Sie haben ehrenamtlich gearbeitet und nicht für Geld – macht dies Ihre Erfahrung besonders wertvoll?

Ja, ich denke schon. Ich habe bestätigt bekommen, dass ich Zufriedenheit und Glück nicht im Außen, nicht in materiellen Dingen finden werde, dass sie nur über einen inneren Weg zu erfahren sind. Ich habe gespürt, wie viel Lebenskraft eine sinnstiftende Arbeit schenkt und wie toll es ist, wenn man dazu beitragen kann, die Welt ein bisschen besser zu machen. Ehrenämter sind hierfür sehr gut geeignet. Jedes Ehrenamt kann einem viel geben. Ich habe außerdem deutlich gespürt, dass wir dankbar sein sollten, weil es uns hier so gut geht und dass nichts selbstverständlich ist, auch nicht das warme Wasser im Flugzeug und der Cappuccino, der erste auf dem Rückflug in Brüssel, war eine kleine Feier für mich. Ich schätze die Annehmlichkeiten hier wieder mehr.
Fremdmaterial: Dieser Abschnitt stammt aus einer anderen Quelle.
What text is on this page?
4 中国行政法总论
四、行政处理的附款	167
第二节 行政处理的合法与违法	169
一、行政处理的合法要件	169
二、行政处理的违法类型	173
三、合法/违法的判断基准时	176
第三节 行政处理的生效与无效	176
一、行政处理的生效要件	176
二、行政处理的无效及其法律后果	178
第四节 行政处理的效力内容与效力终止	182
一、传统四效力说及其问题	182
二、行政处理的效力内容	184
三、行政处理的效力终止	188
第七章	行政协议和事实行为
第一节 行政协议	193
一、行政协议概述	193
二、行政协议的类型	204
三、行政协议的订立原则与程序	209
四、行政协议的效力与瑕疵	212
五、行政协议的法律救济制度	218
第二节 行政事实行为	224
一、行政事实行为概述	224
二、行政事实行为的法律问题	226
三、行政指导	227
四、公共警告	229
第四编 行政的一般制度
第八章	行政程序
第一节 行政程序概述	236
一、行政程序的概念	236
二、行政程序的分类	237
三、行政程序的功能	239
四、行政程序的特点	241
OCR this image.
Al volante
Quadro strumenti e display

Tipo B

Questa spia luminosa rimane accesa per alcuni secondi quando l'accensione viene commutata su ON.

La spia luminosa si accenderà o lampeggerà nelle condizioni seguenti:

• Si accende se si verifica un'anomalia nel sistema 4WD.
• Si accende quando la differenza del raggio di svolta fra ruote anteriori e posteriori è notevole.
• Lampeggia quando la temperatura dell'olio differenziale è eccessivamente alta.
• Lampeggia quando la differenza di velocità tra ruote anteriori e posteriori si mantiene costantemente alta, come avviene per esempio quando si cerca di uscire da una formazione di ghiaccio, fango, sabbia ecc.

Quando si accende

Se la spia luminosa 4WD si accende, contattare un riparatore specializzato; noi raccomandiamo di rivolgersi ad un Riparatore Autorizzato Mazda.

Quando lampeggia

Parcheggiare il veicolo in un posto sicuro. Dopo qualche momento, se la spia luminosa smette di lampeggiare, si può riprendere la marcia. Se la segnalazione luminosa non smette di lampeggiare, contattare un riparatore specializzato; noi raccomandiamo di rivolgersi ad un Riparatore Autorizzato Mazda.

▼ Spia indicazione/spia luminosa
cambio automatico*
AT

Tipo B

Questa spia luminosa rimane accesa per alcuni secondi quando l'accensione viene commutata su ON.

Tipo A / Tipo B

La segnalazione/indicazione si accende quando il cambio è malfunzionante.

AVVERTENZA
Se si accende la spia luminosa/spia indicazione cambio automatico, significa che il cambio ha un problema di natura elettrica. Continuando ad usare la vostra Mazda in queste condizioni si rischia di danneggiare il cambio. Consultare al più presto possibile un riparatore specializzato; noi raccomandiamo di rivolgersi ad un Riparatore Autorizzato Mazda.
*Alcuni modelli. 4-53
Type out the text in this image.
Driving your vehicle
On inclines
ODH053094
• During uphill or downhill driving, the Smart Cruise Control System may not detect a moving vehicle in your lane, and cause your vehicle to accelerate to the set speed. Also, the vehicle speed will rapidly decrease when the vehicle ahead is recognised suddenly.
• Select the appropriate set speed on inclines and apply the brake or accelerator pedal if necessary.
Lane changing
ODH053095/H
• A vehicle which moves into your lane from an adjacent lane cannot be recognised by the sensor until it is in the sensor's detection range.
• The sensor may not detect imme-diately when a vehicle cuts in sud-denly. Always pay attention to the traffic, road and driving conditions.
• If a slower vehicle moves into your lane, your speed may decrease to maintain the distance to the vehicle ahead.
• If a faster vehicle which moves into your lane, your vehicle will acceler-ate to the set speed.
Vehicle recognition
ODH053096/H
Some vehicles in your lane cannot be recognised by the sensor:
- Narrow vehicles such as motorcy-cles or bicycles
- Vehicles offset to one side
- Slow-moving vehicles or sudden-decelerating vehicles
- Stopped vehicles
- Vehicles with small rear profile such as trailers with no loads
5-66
Sind wir zu wenig dankbar für das, was wir hier haben?

So vieles ist für uns einfach selbstverständlich, zum Beispiel fließendes Wasser oder eine Krankenversicherung. Seit drei Jahren schreibe ich ein Dankbarkeitsbuch, das verändert den Blick auf das Gute. Ich schreibe jeden Abend auf, wofür ich an diesem Tag dankbar bin und finde sogar an den schlimmsten Tagen noch etwas Gutes. Wenn ich es mal vergessen habe und schon im Bett bin, stehe ich wieder auf und tue es.

Werden Sie wieder nach Togo fliegen, wenn sich die Möglichkeit ergibt?

Ja, auf jeden Fall, und ich würde mich sehr freuen, wenn auch hier Menschen die Stiftung bei ihrem ehrenamtlichen Einsatz in Togo finanziell unterstützen.